The inventory market seems previous the turmoil in DC and continues to climb. This is why
Traders work on the trading floor of the New York Stock Exchange.
Despite the chaos in the Capitol, the S&P 500 closed at a new high on Wednesday, confusing some observers.
“I think most of them feel that [the Washington protests] It’s more of a one-off situation that this is an isolated event as opposed to a larger movement and so we can look to the new government and incentives, “said Peter Tchir of Academy Securities.
“Look at the Russell 2000 small cap. It rose 4%. The Nasdaq 100 fell 1%. This is a sure sign that the market is looking for momentum and some changes in tax policy. The market is looking forward to Profit and growth down the street. “
Others agreed. “It’s a little difficult to balance the different forces in the game, but in the end it seems like the elections will carry the day,” said Jack Miller, head of commerce at Baird.
This transition to power comes with the belief that more momentum is coming: materials, energy, industry, and other cyclical factors that would benefit from the momentum rose by 2% to 4%. The banks were higher on a steeper yield curve.
“The reality we see in the markets [Wednesday] This is because the Fed doesn’t have to shoulder as much of the burden of tax aid and fiscal stimulus as it does, which is more effective in dealing with the aftermath of the crisis, filling the hole left by Covid and putting us on a stronger recovery path. “Diane Swonk of Grant Thornton said on CNBC.
Tech was down due to concerns about additional regulation and possible higher capital gains taxes.
What happened to the idea that Democrats who control the Senate would lead to higher taxes and lower stock prices? Right now, traders believe the economy will be too fragile for a broad tax hike.
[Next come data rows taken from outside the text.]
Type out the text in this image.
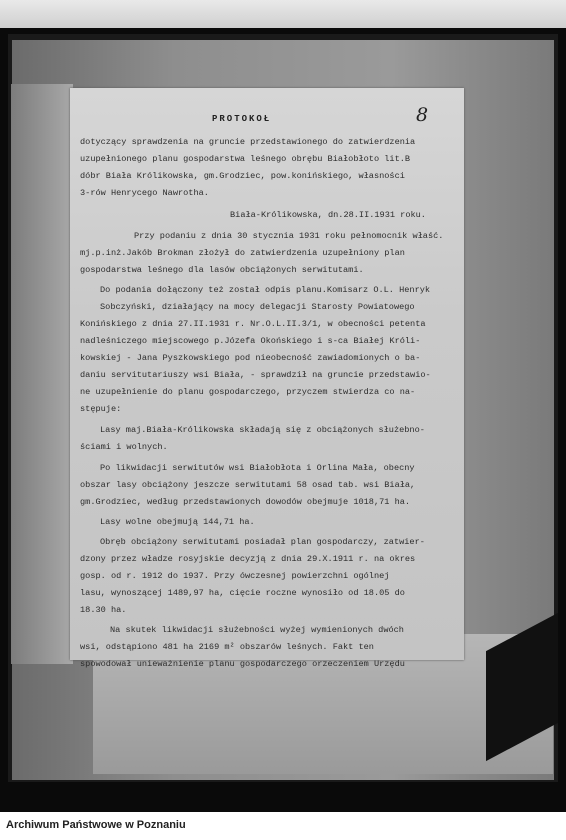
8
PROTOKOŁ
dotyczący sprawdzenia na gruncie przedstawionego do zatwierdzenia
uzupełnionego planu gospodarstwa leśnego obrębu Białobłoto lit.B
dóbr Biała Królikowska, gm.Grodziec, pow.konińskiego, własności
3-rów Henrycego Nawrotha.
Biała-Królikowska, dn.28.II.1931 roku.
Przy podaniu z dnia 30 stycznia 1931 roku pełnomocnik właść.
mj.p.inż.Jakób Brokman złożył do zatwierdzenia uzupełniony plan
gospodarstwa leśnego dla lasów obciążonych serwitutami.
Do podania dołączony też został odpis planu.Komisarz O.L. Henryk Sobczyński, działający na mocy delegacji Starosty Powiatowego
Konińskiego z dnia 27.II.1931 r. Nr.O.L.II.3/1, w obecności petenta
nadleśniczego miejscowego p.Józefa Okońskiego i s-ca Białej Króli-
kowskiej - Jana Pyszkowskiego pod nieobecność zawiadomionych o ba-
daniu servitutariuszy wsi Biała, - sprawdził na gruncie przedstawio-
ne uzupełnienie do planu gospodarczego, przyczem stwierdza co na-
stępuje:
Lasy maj.Biała-Królikowska składają się z obciążonych służebno-
ściami i wolnych.
Po likwidacji serwitutów wsi Białobłota i Orlina Mała, obecny
obszar lasy obciążony jeszcze serwitutami 58 osad tab. wsi Biała,
gm.Grodziec, według przedstawionych dowodów obejmuje 1018,71 ha.
Lasy wolne obejmują 144,71 ha.
Obręb obciążony serwitutami posiadał plan gospodarczy, zatwier-
dzony przez władze rosyjskie decyzją z dnia 29.X.1911 r. na okres
gosp. od r. 1912 do 1937. Przy ówczesnej powierzchni ogólnej
lasu, wynoszącej 1489,97 ha, cięcie roczne wynosiło od 18.05 do
18.30 ha.
Na skutek likwidacji służebności wyżej wymienionych dwóch
wsi, odstąpiono 481 ha 2169 m² obszarów leśnych. Fakt ten
spowodował unieważnienie planu gospodarczego orzeczeniem Urzędu
Archiwum Państwowe w Poznaniu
There is one exception: capital gains. It is in technology because that is where the capital gains reside. For top earners (those who earn more than $ 496,000), the current capital gains are 20%. President-elect Joe Biden’s proposal would increase the long-term capital gains rate to 39.6%, but only for those making more than $ 1 million, although that is an essential part of the universe that owns stocks and most of them Capital gains are in the technical area.
Tchir notes that while increasing taxes on individuals can be controversial, increasing capital gains taxes on rich people will be far less controversial. I’m not sure the public will be upset about this.
He also said there might be some appetite for a modest increase in corporate tax rates, or at least a minimum corporate tax rate.
What’s next? “The Democrats sweeping the Georgia elections mean that momentum and the reflation trade and confidence in the economy will remain the main story,” said Alec Young, chief investment officer at Tactical Alpha. “We need clarity about Biden’s tax picture, but that won’t come anytime soon.”
Correction: Baird’s commercial manager is Jack Miller. An earlier version gave the wrong last name.